One reason for not encouraging my daughters to look locally is that I want to make them feel empowered in their choice. There is a tradeoff between empowering them and limiting them. I believe they are more likely to hold sacred their responsibility to choose a spouse if they are tasked with choosing the best one possible.
My Answers
With this in mind, let me spell out my current thoughts with respect to the questions above.
Do adult children live with their parents?
My take on this would be that rather than the children staying near the parents, the parents should move to be closer to the children. Since each child must go out to find work and a marriage partner, they are at least initially going to leave the nest. When it is time to settle down, if they can’t be near the parents the parents should move.
If the children aren’t near each other the parents can split time, but it isn’t going to be equal. Thus, ultimately parents should choose one child (probably the oldest) and commit to living by them.
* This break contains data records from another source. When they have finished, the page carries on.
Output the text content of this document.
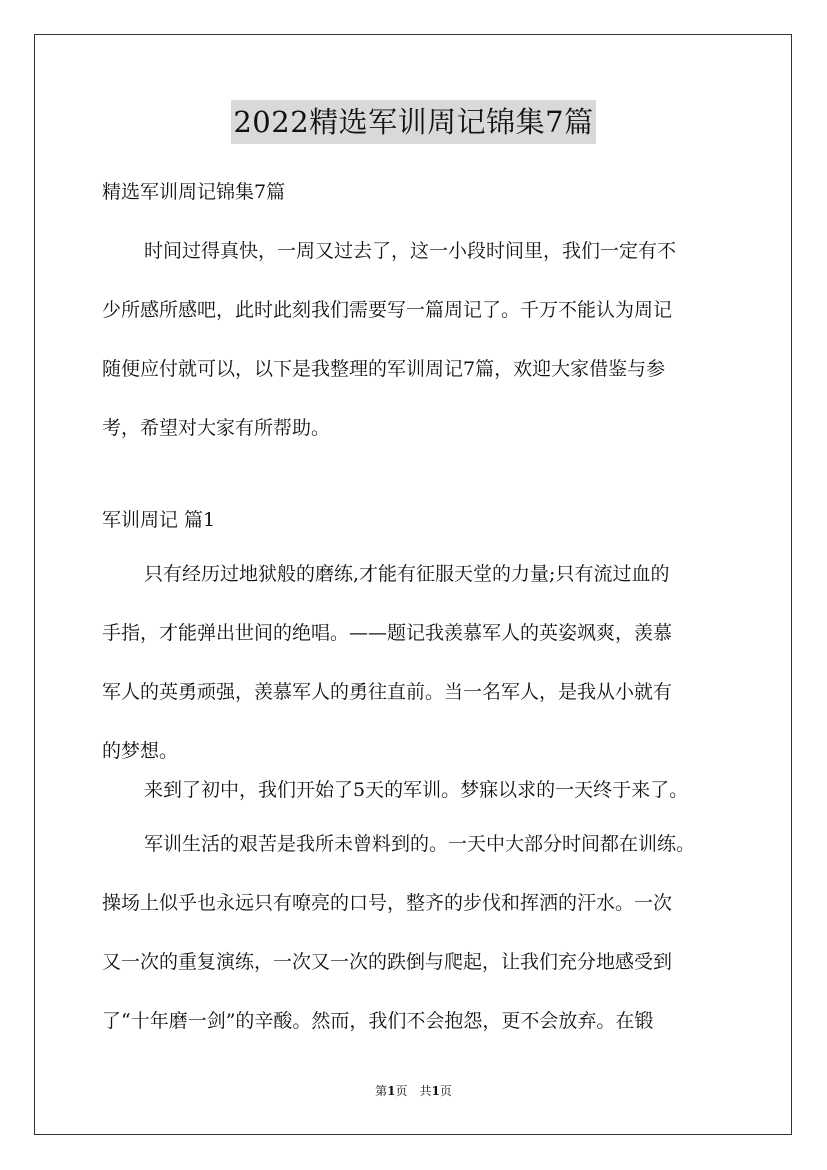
2022精选军训周记锦集7篇
精选军训周记锦集7篇
时间过得真快，一周又过去了，这一小段时间里，我们一定有不
少所感所感吧，此时此刻我们需要写一篇周记了。千万不能认为周记
随便应付就可以，以下是我整理的军训周记7篇，欢迎大家借鉴与参
考，希望对大家有所帮助。
军训周记 篇1
只有经历过地狱般的磨练,才能有征服天堂的力量;只有流过血的
手指，才能弹出世间的绝唱。——题记我羡慕军人的英姿飒爽，羡慕
军人的英勇顽强，羡慕军人的勇往直前。当一名军人，是我从小就有
的梦想。
来到了初中，我们开始了5天的军训。梦寐以求的一天终于来了。
军训生活的艰苦是我所未曾料到的。一天中大部分时间都在训练。
操场上似乎也永远只有嘹亮的口号，整齐的步伐和挥洒的汗水。一次
又一次的重复演练，一次又一次的跌倒与爬起，让我们充分地感受到
了“十年磨一剑”的辛酸。然而，我们不会抱怨，更不会放弃。在锻
第1页　共1页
The rest of the children should move nearby if possible when deciding where to settle down.
Are inheritances equal or unequal?
This question is somewhat related to the last one. In terms of financial investments over the course of childhood things are never going to be perfectly equal, but some attempt should be made to treat each child fairly. If you have some business that will do better if it is kept together, keep it together. And of course, you are going to have to choose one place as your primary residence. The child you live near has the birthright to some extent.
Do people marry their cousins?
No, not cousins and not local kids (except after a wider search).
Do people have many kids (r strategy) or few kids (k strategy)?
Unlike many pro-natalists (and I do consider myself a pro-natalist) I am an advocate of k strategy (i.e., having a small number of kids). But for me “small number” is more like 2-4 than 0-1. I think children benefit from getting a lot of attention from their parents. Daughters in particular get a lot of benefit from having attention from their father. I tend to think young men can deal with less attention and can be ruined if they don’t have the opportunity to prove themselves without parental intervention.
Perhaps you could come up with some clever model, like families specializing in either raising boys or raising girls…or maybe keep having kids until you have two girls and then stop.
What does your preferred family structure look like?
When I read something like this, I can't help but think of two important phrases.
> Plans are useless, planning is priceless
> All models are false, some models are useful
10 years from now, the world is going to look completely, indescribably different in ways that can't be predicted (can't even predict how to predict these changes). I think posts like there are best served as 'posts in the ground'. Something to look back on as a marker of 'where and how things were' when they were made. There are many views encoded, and it will be important to notice which ones are more fundamental/central, and which ones are more peripheral/contingent.
Great article. I am religious and think that religion is helping propagate culture better than most other institutions. So I plan on and do invest heavily in my local church congregation and in teaching my kids about my religion. As you suggested their is a major trend that even conservative religions are being swept up in the prevailing culture. There is a backlash against this as well. Unfortunately, much of the backlash ends up being political, which I don't like to get to involved in. But maybe I missing something. Maybe some mix of religious and political ideology would work to carve out a culture niche that is sustainable.